The central book in the trilogy consists of a series of large format landscape photographs that were made in Sarajevo; Hiroshima and Nagasaki; Berlin, Bitterfeld-Wolfen and Ronneburg; Bikini Island and Nam Island; Chernobyl; Khe San and My Lai. These images all depict places that have been deeply affected by recent man-made conflicts or disasters. However, Markerink's images are far removed from the inflated drama of what has become known as 'ruin porn'. His photographs of Sarajevo, My Lai or Chernobyl reveal places that seem to be defined by the scars of their past. As the Japanese photographer Shomei Tomatsu said of Nagasaki, these are places where it seems as if "time has stopped". Memory Traces also depicts landscapes, such as those of Hiroshima or Berlin, that show few visible signs of past traumatic events. Although these cities are still defined in many ways by their history, their landscapes are in the process of being radically transformed by the objectives of economic growth.

You could say that Memory Traces deals with the different ways that history manifests itself within the landscape. However, it is as concerned with the present and the future as with the past. One of the most remarkable things about the imagery in this book is its treatment of time: the locations that Markerink has photographed all have troubling pasts, but these images do not give the sense of looking back. Instead they raise questions of how the past is carried forward and transformed as time passes. Although it is made up entirely of landscape photographs, this is fundamentally a book of big ideas. Markerink is not interested in the formal aspects of landscape, but rather in how landscape acts as a mirror for culture, for society in general. In 'Höffding Step', a book of text combining travel diaries, reflections on contemporary culture with Markerink's views on the changing nature of photography, Memory Traces reveals itself to have even greater and broader aspirations.

With Memory Traces, Markerink has created an object that is designed to create the space for us to stop and think, a space that is essential when dealing with such ambitious subjects. Everything about the way it is made — the book's huge size, its use of gatefolds, etc. — seems to be designed to slow down the reading process as much as possible. This is a book that also made me think about the way that we read photobooks. To use Markerink's own description, Memory Traces is an "experience" with many entry and exit points rather than a book that can simply be read from start to finish.

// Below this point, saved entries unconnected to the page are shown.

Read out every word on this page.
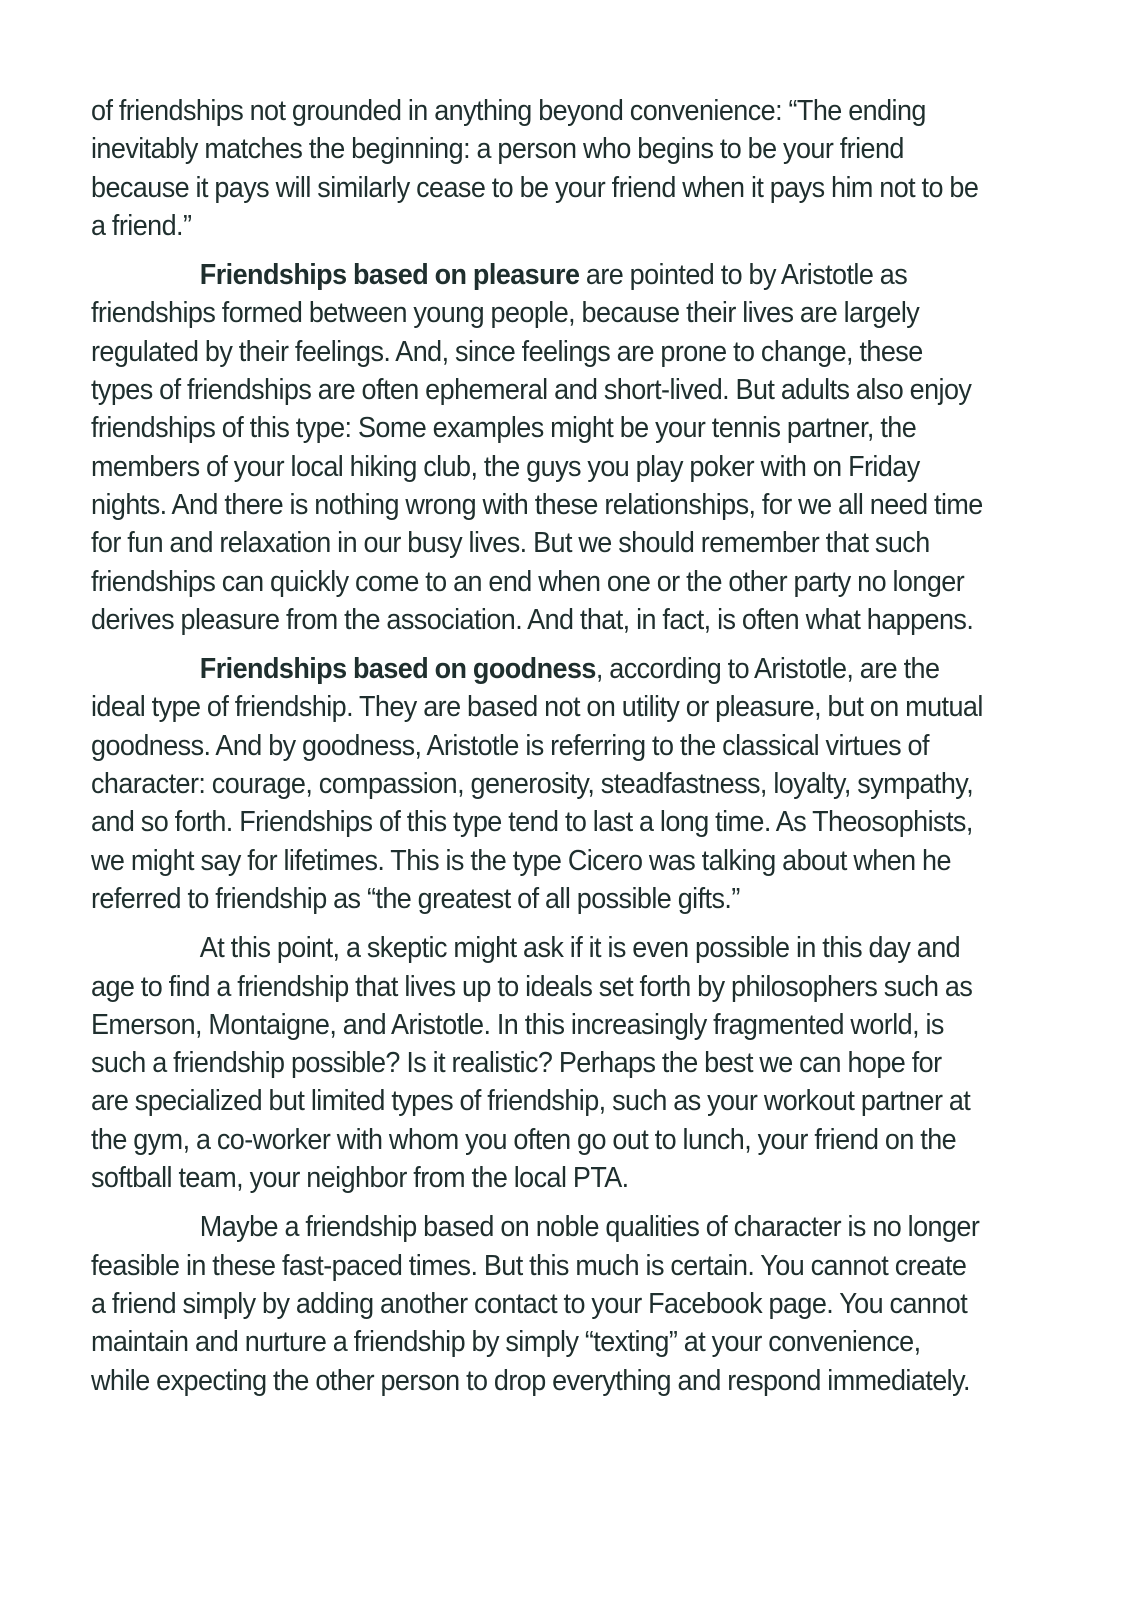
of friendships not grounded in anything beyond convenience: “The ending inevitably matches the beginning: a person who begins to be your friend because it pays will similarly cease to be your friend when it pays him not to be a friend.”

Friendships based on pleasure are pointed to by Aristotle as friendships formed between young people, because their lives are largely regulated by their feelings. And, since feelings are prone to change, these types of friendships are often ephemeral and short-lived. But adults also enjoy friendships of this type: Some examples might be your tennis partner, the members of your local hiking club, the guys you play poker with on Friday nights. And there is nothing wrong with these relationships, for we all need time for fun and relaxation in our busy lives. But we should remember that such friendships can quickly come to an end when one or the other party no longer derives pleasure from the association. And that, in fact, is often what happens.

Friendships based on goodness, according to Aristotle, are the ideal type of friendship. They are based not on utility or pleasure, but on mutual goodness. And by goodness, Aristotle is referring to the classical virtues of character: courage, compassion, generosity, steadfastness, loyalty, sympathy, and so forth. Friendships of this type tend to last a long time. As Theosophists, we might say for lifetimes. This is the type Cicero was talking about when he referred to friendship as “the greatest of all possible gifts.”

At this point, a skeptic might ask if it is even possible in this day and age to find a friendship that lives up to ideals set forth by philosophers such as Emerson, Montaigne, and Aristotle. In this increasingly fragmented world, is such a friendship possible? Is it realistic? Perhaps the best we can hope for are specialized but limited types of friendship, such as your workout partner at the gym, a co-worker with whom you often go out to lunch, your friend on the softball team, your neighbor from the local PTA.

Maybe a friendship based on noble qualities of character is no longer feasible in these fast-paced times. But this much is certain. You cannot create a friend simply by adding another contact to your Facebook page. You cannot maintain and nurture a friendship by simply “texting” at your convenience, while expecting the other person to drop everything and respond immediately.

If all of this sounds a little lofty, that is because it is: I doubt that you will ever come across a more ambitious photobook. It is a project that Markerink worked on for over 10 years, one which he describes as a gift he decided to make to himself for his 50th birthday "as a means to come to terms with (his) culture and (his) position within it." It is a book that swims directly against the current of these times in which images are made, distributed and consumed and discarded in a matter of seconds. It will most likely bewilder you, frustrate you, confuse you and probably keep you coming back for more. Like Terence Malick's Tree of Life, it is not without its flaws, but it is rare to come across projects that are this outrageously ambitious and for that alone Memory Traces is worth seeking out.

Cary Markerink, Memory Traces. Ideas on Paper (self-pub., clothbound hardcover, 30.5 x 41 cm, 202 pages together with two small booklets, 'Höffding Step' and 'Dark Star' 12 x 16 cm in a printed box, 2009).